Moreover, not everyone agrees on the existence of a straightforward “science-society contract.” Some scientists seem to believe that if they only communicate their work clearly and accurately, the public and the world’s governments will fall into line. Bruce Glavovic cites New Zealand’s COVID-19 response as an example of a functioning contract: Epidemiologists and infectious disease experts advised the government on what to do about the novel coronavirus, the government responded with strict lockdowns and border controls, and the country managed to avoid the worst impacts of the pandemic.
But in most cases there isn’t a direct line between science and policy action — and there never has been. Scientific information is always viewed through a vortex of ideology, politics, and power. Science can tell us that we need to stop burning fossil fuels, but it can’t tell us exactly how we should transition our economy to clean energy. Science can warn us about the risks of leaving our homes unmasked, but it can’t tell us whether we should accept the dangers of visiting family over the holidays or dining indoors at a restaurant.
“The social contract between the scientific community and policymakers/society is this: They pay us to do research and we provide them with the results,” Andrew Dessler, a professor of atmospheric science at Texas A&M University, wrote on Twitter. “That’s it.
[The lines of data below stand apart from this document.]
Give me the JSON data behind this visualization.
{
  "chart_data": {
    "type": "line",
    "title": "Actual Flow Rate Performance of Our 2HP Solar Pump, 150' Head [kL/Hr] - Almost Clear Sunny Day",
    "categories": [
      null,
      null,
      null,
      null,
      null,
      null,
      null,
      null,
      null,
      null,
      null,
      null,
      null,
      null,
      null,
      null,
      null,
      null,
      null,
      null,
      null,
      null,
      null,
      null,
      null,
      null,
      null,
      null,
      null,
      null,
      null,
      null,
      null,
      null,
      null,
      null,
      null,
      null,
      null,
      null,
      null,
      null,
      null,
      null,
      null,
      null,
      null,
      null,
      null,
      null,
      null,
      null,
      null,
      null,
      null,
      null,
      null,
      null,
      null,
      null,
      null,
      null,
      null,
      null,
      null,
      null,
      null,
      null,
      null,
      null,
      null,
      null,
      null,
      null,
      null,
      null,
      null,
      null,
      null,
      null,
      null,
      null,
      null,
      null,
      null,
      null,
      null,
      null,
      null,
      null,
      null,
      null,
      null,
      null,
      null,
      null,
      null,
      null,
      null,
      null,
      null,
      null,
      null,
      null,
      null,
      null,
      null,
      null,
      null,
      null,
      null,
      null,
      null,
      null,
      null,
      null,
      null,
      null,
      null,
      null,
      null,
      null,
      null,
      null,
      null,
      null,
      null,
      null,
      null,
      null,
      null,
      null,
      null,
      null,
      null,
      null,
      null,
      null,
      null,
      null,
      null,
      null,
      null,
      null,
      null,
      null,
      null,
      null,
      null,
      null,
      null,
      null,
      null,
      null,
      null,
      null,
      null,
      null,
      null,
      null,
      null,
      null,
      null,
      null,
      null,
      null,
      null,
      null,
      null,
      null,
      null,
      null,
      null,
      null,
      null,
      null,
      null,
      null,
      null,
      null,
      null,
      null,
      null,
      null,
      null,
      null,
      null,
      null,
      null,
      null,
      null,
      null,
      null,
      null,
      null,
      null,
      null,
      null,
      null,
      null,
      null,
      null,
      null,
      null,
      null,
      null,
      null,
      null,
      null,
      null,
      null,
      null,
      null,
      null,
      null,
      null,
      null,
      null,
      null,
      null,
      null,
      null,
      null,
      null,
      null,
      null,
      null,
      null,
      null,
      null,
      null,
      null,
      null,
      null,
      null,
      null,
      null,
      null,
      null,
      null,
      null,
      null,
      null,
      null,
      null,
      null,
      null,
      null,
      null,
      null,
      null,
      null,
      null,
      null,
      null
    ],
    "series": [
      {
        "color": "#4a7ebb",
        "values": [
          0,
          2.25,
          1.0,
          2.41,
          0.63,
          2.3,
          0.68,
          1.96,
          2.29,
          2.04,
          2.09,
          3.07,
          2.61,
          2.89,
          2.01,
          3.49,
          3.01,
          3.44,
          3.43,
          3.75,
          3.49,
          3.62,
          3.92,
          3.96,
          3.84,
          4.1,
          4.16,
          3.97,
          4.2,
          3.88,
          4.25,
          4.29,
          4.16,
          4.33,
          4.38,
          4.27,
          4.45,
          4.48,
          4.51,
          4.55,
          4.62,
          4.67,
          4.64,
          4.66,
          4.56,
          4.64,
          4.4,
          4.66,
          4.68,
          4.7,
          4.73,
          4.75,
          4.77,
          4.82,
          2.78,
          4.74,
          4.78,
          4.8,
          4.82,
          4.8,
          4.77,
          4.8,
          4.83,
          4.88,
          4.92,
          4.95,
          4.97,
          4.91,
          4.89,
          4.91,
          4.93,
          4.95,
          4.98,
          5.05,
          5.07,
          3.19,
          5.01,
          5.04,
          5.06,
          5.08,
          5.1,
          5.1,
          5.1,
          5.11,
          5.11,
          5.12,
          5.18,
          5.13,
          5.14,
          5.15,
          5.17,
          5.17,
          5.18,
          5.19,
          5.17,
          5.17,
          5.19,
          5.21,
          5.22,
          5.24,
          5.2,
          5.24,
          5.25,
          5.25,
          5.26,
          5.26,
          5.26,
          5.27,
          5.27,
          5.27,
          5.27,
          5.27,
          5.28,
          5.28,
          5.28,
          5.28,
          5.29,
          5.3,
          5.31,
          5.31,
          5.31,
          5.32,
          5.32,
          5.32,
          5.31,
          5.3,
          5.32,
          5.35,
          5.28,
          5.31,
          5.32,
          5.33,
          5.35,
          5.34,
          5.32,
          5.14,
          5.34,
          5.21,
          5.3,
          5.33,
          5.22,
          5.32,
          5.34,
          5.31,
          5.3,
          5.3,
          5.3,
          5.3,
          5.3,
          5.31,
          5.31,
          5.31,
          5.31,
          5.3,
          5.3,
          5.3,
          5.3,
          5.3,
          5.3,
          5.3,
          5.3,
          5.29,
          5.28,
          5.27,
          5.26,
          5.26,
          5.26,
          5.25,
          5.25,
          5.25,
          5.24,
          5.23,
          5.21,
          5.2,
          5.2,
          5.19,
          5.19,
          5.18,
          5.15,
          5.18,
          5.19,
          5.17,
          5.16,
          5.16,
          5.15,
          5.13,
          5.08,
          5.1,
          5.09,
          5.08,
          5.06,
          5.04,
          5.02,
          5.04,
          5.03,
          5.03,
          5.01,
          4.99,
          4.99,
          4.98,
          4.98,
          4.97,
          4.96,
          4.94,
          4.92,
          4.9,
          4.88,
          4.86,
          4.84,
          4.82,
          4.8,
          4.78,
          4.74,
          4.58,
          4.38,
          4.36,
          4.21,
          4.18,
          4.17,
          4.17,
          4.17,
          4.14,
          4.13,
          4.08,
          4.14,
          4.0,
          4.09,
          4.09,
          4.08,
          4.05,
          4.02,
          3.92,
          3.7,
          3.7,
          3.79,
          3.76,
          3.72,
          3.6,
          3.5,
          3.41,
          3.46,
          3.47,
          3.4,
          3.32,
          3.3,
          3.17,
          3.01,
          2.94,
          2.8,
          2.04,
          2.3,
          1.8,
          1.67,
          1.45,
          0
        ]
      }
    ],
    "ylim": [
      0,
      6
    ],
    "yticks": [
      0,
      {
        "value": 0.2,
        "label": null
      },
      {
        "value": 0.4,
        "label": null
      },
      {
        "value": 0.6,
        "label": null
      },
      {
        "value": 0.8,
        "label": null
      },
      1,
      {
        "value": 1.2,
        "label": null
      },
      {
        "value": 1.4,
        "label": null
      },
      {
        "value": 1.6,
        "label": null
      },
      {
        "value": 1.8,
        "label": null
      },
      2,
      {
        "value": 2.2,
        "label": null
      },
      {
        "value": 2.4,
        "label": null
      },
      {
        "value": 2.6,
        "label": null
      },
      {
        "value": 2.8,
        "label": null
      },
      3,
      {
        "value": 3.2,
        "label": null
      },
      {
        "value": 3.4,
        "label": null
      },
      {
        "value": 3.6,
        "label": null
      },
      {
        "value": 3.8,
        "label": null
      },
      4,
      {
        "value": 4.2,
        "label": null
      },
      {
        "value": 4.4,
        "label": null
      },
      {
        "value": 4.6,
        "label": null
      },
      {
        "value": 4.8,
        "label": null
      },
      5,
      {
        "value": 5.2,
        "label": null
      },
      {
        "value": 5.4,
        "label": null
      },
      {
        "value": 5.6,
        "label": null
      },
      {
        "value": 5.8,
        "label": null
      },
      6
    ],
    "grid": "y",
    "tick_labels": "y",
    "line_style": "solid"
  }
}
That’s the contract.”
Other scientists also reacted with frustration to the idea of a moratorium or strike, arguing that they have a responsibility to continue their work as long as there are questions that need to be answered about the extent of sea level rise, how global warming will affect different ecosystems, and which areas of the planet will need to adapt most quickly. Moreover, there are already significant barriers to research in the Global South, and scientific “weak spots” in areas that will be most impacted by dangerous warming.
“Imagine if six months ago respiratory scientists and epidemiologists had said, ‘Our work is not being effectively deployed as a public policy, and therefore we’re done,’” said Sarah Myhre, a climate scientist and senior fellow for oceans at the nonprofit organization Project Drawdown. “It’s ridiculous.”
The core problem with the idea of a climate science strike is that raising the stakes hasn’t worked in the past. Scientists have spent decades trying to bring greater urgency to the climate crisis — with little success. Their failure is not due to a lack of trying, or poor communication skills; their failure is because scientists, alone, cannot solve climate change. They have, in a large part, done their work. The rest is up to us.